Mendengar hal itu Bung Karno seketika marah, bahwa ia
tidak menghendaki rumah rumah itu. Ia menginginkan semua anak anaknya
pindah ke rumah Ibu Fatmawati. “Semua anak anak kalau meninggalkan
Istana tidak boleh membawa apa-apa, kecuali buku-buku pelajaran,
perhiasan sendiri dan pakaian sendiri. Barang barang lain seperti radio,
televisi dan lain-lain tidak boleh dibawa !“ Demikian Bung Karno
memerintahkan.
Guntur – putera tertua – setelah mendengar
penjelasan itu merasa kecewa, karena ia sudah terlanjur menggulung kabel
antenna TV yang akhirnya tidak boleh dibawa pergi. Sementara Ibu
Fatmawati mengeluh karena kamar di rumahnya tidak cukup.
Tak
berapa lama datang truk dari polisi yang membawa empat tempat tidur dari
kayu yang bersusun, dengan kasur dan bantalnya tapi tanpa sprei dan
sarung bantal. Juga beras enam karung. “Anak-anakku semua disuruh tidur
di tempat tidur susun dari kayu, tanpa sprei dan sarung bantal.“ Konon
Ibu Fat, marah marah kepada utusan yang membawa perlengkapan itu.

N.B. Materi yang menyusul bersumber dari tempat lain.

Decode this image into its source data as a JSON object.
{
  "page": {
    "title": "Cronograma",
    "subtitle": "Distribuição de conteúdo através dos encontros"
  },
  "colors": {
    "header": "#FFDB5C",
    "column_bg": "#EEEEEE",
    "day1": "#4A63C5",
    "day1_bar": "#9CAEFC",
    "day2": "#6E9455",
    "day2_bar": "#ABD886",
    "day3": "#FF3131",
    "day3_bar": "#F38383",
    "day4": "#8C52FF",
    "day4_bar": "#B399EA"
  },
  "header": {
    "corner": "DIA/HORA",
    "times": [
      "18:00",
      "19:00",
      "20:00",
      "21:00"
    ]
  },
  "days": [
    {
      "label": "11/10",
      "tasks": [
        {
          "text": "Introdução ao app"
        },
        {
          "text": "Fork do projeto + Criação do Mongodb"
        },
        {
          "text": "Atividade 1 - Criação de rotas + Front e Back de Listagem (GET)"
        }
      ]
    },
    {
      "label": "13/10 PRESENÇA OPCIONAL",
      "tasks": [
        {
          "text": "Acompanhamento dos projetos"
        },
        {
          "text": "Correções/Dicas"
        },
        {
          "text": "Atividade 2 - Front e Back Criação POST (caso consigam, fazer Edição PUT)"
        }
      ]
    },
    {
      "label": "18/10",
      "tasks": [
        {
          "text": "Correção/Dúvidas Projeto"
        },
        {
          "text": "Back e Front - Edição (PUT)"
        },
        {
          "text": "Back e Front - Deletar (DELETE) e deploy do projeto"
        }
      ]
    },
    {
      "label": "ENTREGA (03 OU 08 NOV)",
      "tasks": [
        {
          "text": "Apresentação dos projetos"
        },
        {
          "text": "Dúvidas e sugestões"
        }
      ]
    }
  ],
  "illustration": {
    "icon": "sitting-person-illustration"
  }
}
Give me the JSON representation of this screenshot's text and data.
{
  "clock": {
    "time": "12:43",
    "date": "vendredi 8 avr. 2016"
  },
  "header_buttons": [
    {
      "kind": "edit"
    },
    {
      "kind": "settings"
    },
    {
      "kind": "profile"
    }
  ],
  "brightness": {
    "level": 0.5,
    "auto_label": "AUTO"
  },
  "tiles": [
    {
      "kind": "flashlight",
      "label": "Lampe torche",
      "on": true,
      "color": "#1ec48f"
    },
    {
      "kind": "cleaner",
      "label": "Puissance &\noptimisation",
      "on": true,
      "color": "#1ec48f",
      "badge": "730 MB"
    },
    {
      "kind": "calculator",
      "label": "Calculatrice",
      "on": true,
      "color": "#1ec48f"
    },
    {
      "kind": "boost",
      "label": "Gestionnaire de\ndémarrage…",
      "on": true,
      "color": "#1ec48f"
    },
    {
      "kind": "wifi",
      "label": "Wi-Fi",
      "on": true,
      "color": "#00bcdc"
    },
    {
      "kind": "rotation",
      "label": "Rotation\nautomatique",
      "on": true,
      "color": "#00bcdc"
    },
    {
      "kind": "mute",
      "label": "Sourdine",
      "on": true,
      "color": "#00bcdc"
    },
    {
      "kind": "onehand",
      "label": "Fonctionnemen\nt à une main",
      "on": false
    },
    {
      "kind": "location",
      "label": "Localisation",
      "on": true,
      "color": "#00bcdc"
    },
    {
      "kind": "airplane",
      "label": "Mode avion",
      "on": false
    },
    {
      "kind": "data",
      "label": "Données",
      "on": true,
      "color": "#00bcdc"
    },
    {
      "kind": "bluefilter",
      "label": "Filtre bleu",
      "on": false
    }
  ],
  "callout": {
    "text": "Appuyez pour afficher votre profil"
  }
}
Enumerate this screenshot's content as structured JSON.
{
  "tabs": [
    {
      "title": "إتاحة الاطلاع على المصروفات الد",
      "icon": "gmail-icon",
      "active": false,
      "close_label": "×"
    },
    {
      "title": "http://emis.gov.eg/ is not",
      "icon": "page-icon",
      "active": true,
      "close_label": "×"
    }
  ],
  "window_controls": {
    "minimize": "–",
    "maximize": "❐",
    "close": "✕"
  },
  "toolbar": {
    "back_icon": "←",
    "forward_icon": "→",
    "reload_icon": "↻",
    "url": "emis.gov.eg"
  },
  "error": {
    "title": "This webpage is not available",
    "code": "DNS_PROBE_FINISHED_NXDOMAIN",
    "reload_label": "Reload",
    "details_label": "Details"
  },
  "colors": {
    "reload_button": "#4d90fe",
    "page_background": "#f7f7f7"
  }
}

Bung Karno keluar dari istana dengan mengenakan kaos oblong cap cabe
dan celana piyama warna krem. Baju piyamanya disampirkan ke pundak, dan
ia memakai sandal bata yang sudah usang. Tangan kanannya memegang kertas
koran yang digulung, berisi bendera pusaka merah putih. Bendera yang
dijahit oleh istrinya sendiri, Fatmawati ketika masa proklamasi
kemerdekaan.
Tak ada voor ridjer, pengawalan atau penghormatan
ketika meninggalkan Istana Merdeka. Ia meninggalkan istana dengan mobil
VW kodok yang dikendarai seorang supir asal kepolisian.
Salah
seorang anggota kawal pribadinya membawakan ovaltine, minuman air jeruk,
air teh, air putih, kue kue serta obat obatan Bung Karno.
Itulah seluruh harta yang dimiliki Bung Karno ketika meninggalkan
Istana. Selebihnya ditinggalkan. Selama menjabat Presiden, ia tidak
pernah memiliki rumah sendiri. Ia adalah presiden termiskin yang pernah
ada.
Tidak
ada deal khusus antara Bung Karno dengan penguasa setelahnya. Hanya
sebuah persetujuan dalam segenggam bait puisi Chairil Anwar.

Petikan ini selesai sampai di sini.